L’histoire raconte donc la vie de cette femme qui se découvre un pouvoir extraordinaire : vivre éternellement jeune, sous réserve que quelqu’un soit amoureux d’elle. Elle rencontre Eleanor qui lui explique comment faire pour séduire et éveiller la passion, et les décennies se succèdent les unes aux autres. Le lecteur voit apparaître un thème : l’évolution de la vie amoureuse de Louise. Cela commence par un bon mariage de raison avec un paysan, puis par un veuvage soudain. Dans ce quinzième siècle, elle se retrouve jeune veuve sans le sou et décide de monter à Paris. Dépourvue de ressources, elle se retrouve contrainte à la prostitution dans une maison close, où ses qualités (la maladie n’a pas de prise sur elle, elle ne risque pas de tomber enceinte) en font une professionnelle inégalable. Puis le schéma s’inverse : ayant bénéficié de la tutelle d’une autre amourante, c’est elle qui suscite l’amour chez les hommes, selon sa volonté. Le lecteur assiste alors à une leçon, une technique en cinq étapes : le désir, le mystère, l’obstacle, une pincée d’espoir, la souffrance. L’amour devient ainsi un simple moyen pour parvenir à ses fins. Eleanor le décrit ainsi : Le véritable amour, celui qui fait brûler de désir et mourir de jalousie… L’amour qui brise les amitiés et provoque des guerres, le grand et terrible amour qui se presse dans les cœurs depuis que le monde est monde, ce n’est pas un noble sentiment. Il est chaotique, violent, incontrôlable. C’est une maladie…

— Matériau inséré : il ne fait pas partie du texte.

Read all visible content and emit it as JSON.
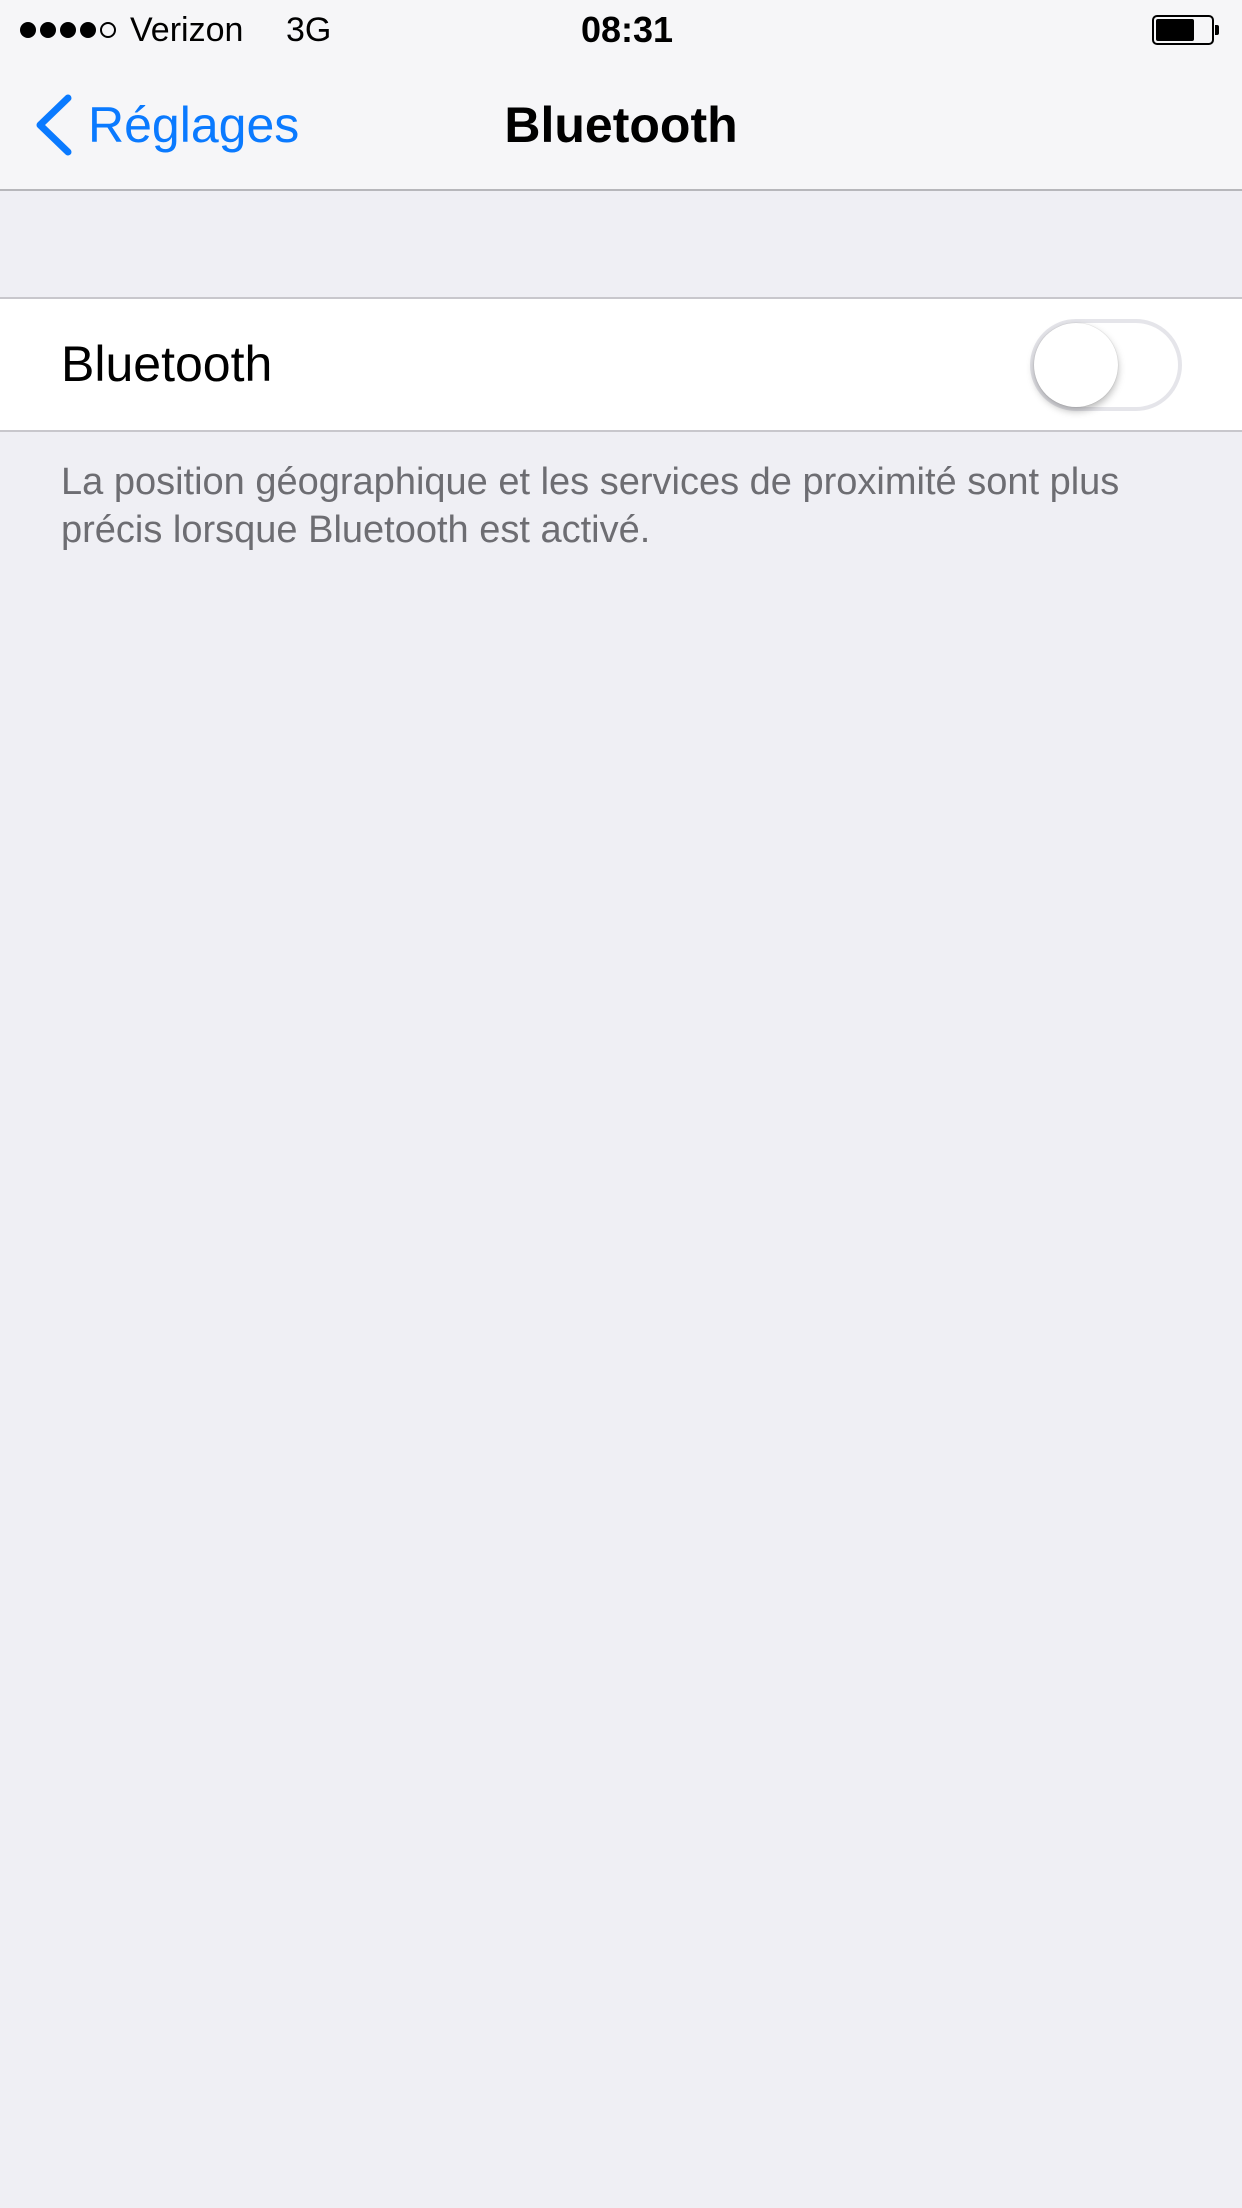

L’histoire raconte également une forme d’émancipation : cette femme qui maîtrise son corps, qui séduit les hommes pour les utiliser, qui maîtrise parfaitement la psychologie de la séduction. Une chose importante à retenir, c’est qu’à chaque variété d’homme correspond une approche bien précise. Avec les jeunes, il suffit d’être entreprenante. Les types mûrs, il faut les flatter. Les riches, ne pas avoir l’air impressionné par leur argent. Avec les débauchés, il faut surjouer l’innocence. Avec les chastes, la dépravation. Être directe avec les timides et évasive avec les téméraires. Face à un orgueilleux, le coup de froideur indifférente est la meilleure option. Sauf si on a affaire à un demeuré. Auquel cas mieux vaut passer tout de suite à la technique de la demoiselle en détresse. […] Un être humain également détaché des contingences matérielles pouvant satisfaire sa soif de découvertes, de voyages, de savoir grâce à un temps sans limite. Une personne dans un corps jeune, avec une expérience de plusieurs siècles, en pleine possession de ses moyens physiques et intellectuels. Comme tout être humain, Louise est la recherche du sens à donner à sa vie, à cette existence éternelle, cette vie dont elle a la totale jouissance et la totale responsabilité, dont la seule limite est de devoir s’accommoder des évolutions de la société.


Une simple histoire d’amour, ou d’amoureuse, avec une touche de fantastique ? Tellement plus que ça : une narration visuelle accessible et impeccable, riche et agréable, sympathique et solide. Un récit s’étalant sur plusieurs siècles, mêlant amour, séduction, quelques aventures, et une touche de perversité dans la manière d’instrumentaliser le désir des hommes. Un exercice de pensée sur ce que l’on peut attendre de l’existence, ou ce que l’on peut rechercher dans la vie de telles conditions de vie. Formidable.